Sunroom Renovation Before and After

I’ve covered virtually every detail of this renovation in my previous posts, so now it’s time for the big payoff: a boatload of before and after photos. Let’s start with the exterior – we’ve come a long way since 2015.

Such a sad window.

Of course, the house hasn’t looked sad for the past few years. Within the first year of homeownership, I chose cosmetic improvements that made a big impact on a smaller budget: we took down the awning and had the siding and stucco painted. And never underestimate the impact of plants! This livened up the exterior of our bungalow significantly and made me happy with our house until I was able to afford this renovation. This is what Hauslermo looked like in May 2020 – quite cute!

Here’s what this babe looks like at dusk with the shades down.

Moving to the interior, here’s a crucial before and after:

And the windows are nice, too.

I plan to write a post rounding up all the Marvin window details in case it’s helpful for anyone going through the options selection process. This sash lock is really nice – it automatically locks when you shut the window.

Here’s a snazzy feature: you can use the slider in the images below to compare before and after views. (This probably doesn’t work if you’re reading this post via email or RSS, so click through to the website for this functionality.)


North-facing window:


West-facing window – I have to use a fisheye lens to capture this view because the space is so long and skinny (approximately 7.5′ x 21′):


If you’re worried this room looks too stark, I hear you: let’s bring in the plants.

Here’s a monstera in the south window. I’ll share details on the wall-mounted sconce in a follow-up post – it’s a hardwired fixture that I had rewired as a plug-in.

In the north window, there’s a ficus benjamina (AKA weeping fig).

Tucked in this corner is a simple pair of ledges I made for Lola. He can’t jump very well in his old age, so he uses the lower ledge to climb up. The window sill (technically called a “stool” on the interior side) is plenty deep for him to walk and sit on, but the ledge gives him some more room to sprawl.

Lola spends a lot of time here sleeping, chattering at birds, and pretending he would totally fight a squirrel if only there weren’t a window in his way.

I won’t get into listing all of the plants because this post is long enough as-is. Suffice to say, this room is heavy on plants and light on furniture, just like I wanted. A chair for Jarrod and a chair for me, with a side table for each, and a vintage footstool.

The curvy cardboard thing that lives under the bench is Lola’s chaise longue. Here’s an older photo of Naptown USA, population 2.

I propagate plants as a hobby: visitors usually leave with a plant in hand, and this summer I held my first not-for-profit plant sale (I donated the proceeds). So, my plant collection is constantly evolving.

Here’s a book I definitely do not need and absolutely had to own.

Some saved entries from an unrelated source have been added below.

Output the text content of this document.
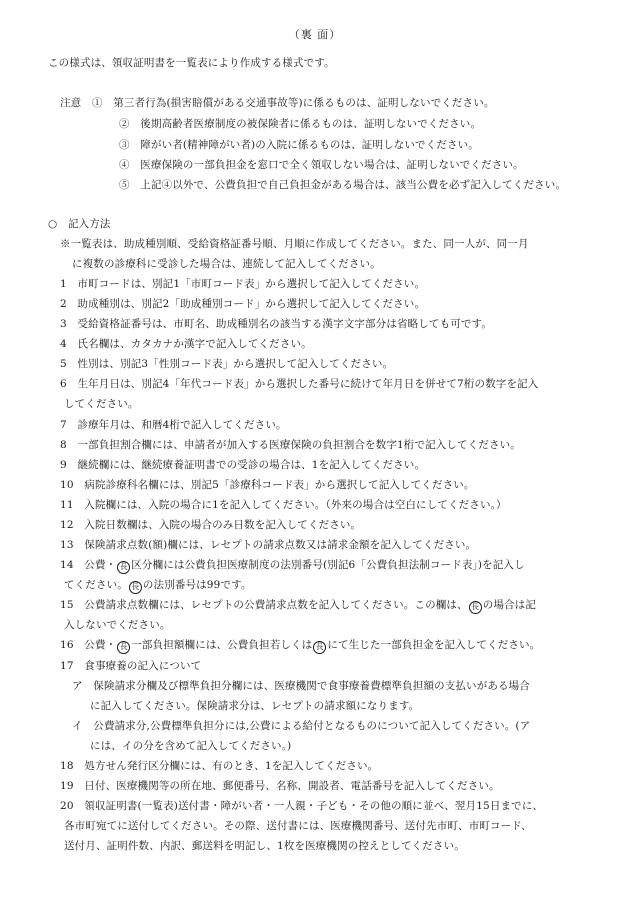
（裏 面）
この様式は、領収証明書を一覧表により作成する様式です。
注意　①　第三者行為(損害賠償がある交通事故等)に係るものは、証明しないでください。
②　後期高齢者医療制度の被保険者に係るものは、証明しないでください。
③　障がい者(精神障がい者)の入院に係るものは、証明しないでください。
④　医療保険の一部負担金を窓口で全く領収しない場合は、証明しないでください。
⑤　上記④以外で、公費負担で自己負担金がある場合は、該当公費を必ず記入してください。
○　記入方法
※一覧表は、助成種別順、受給資格証番号順、月順に作成してください。また、同一人が、同一月
に複数の診療科に受診した場合は、連続して記入してください。
1　市町コードは、別記1「市町コード表」から選択して記入してください。
2　助成種別は、別記2「助成種別コード」から選択して記入してください。
3　受給資格証番号は、市町名、助成種別名の該当する漢字文字部分は省略しても可です。
4　氏名欄は、カタカナか漢字で記入してください。
5　性別は、別記3「性別コード表」から選択して記入してください。
6　生年月日は、別記4「年代コード表」から選択した番号に続けて年月日を併せて7桁の数字を記入
してください。
7　診療年月は、和暦4桁で記入してください。
8　一部負担割合欄には、申請者が加入する医療保険の負担割合を数字1桁で記入してください。
9　継続欄には、継続療養証明書での受診の場合は、1を記入してください。
10　病院診療科名欄には、別記5「診療科コード表」から選択して記入してください。
11　入院欄には、入院の場合に1を記入してください。（外来の場合は空白にしてください。）
12　入院日数欄は、入院の場合のみ日数を記入してください。
13　保険請求点数(額)欄には、レセプトの請求点数又は請求金額を記入してください。
14　公費・ 長 区分欄には公費負担医療制度の法別番号(別記6「公費負担法制コード表」)を記入し
てください。 長 の法別番号は99です。
15　公費請求点数欄には、レセプトの公費請求点数を記入してください。この欄は、 長 の場合は記
入しないでください。
16　公費・ 長 一部負担額欄には、公費負担若しくは 長 にて生じた一部負担金を記入してください。
17　食事療養の記入について
ア　保険請求分欄及び標準負担分欄には、医療機関で食事療養費標準負担額の支払いがある場合
に記入してください。保険請求分は、レセプトの請求額になります。
イ　公費請求分,公費標準負担分には,公費による給付となるものについて記入してください。(ア
には、イの分を含めて記入してください。)
18　処方せん発行区分欄には、有のとき、1を記入してください。
19　日付、医療機関等の所在地、郵便番号、名称、開設者、電話番号を記入してください。
20　領収証明書(一覧表)送付書・障がい者・一人親・子ども・その他の順に並べ、翌月15日までに、
各市町宛てに送付してください。その際、送付書には、医療機関番号、送付先市町、市町コード、
送付月、証明件数、内訳、郵送料を明記し、1枚を医療機関の控えとしてください。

I designed and built this simple plant bench for ~$10 using salvaged lumber. I moved Lola’s lounger so you could see the keyhole detail in the legs, which I love. I’ll share some DIY details in a future post.

Here I’ll confess one of my remaining to-dos: installing moulding around the openings on this side of the living room wall.

I’ll close with an interior timeline. It’s a good reminder that renovations can – and often should – happen in phases over multiple years.

2015, plastic brick decals and all:

2016:

2018 (we did have furniture in 2018, for the record – I had moved it because I was working on the living room moulding):

2020:

That’s all, folks. Thanks for reading!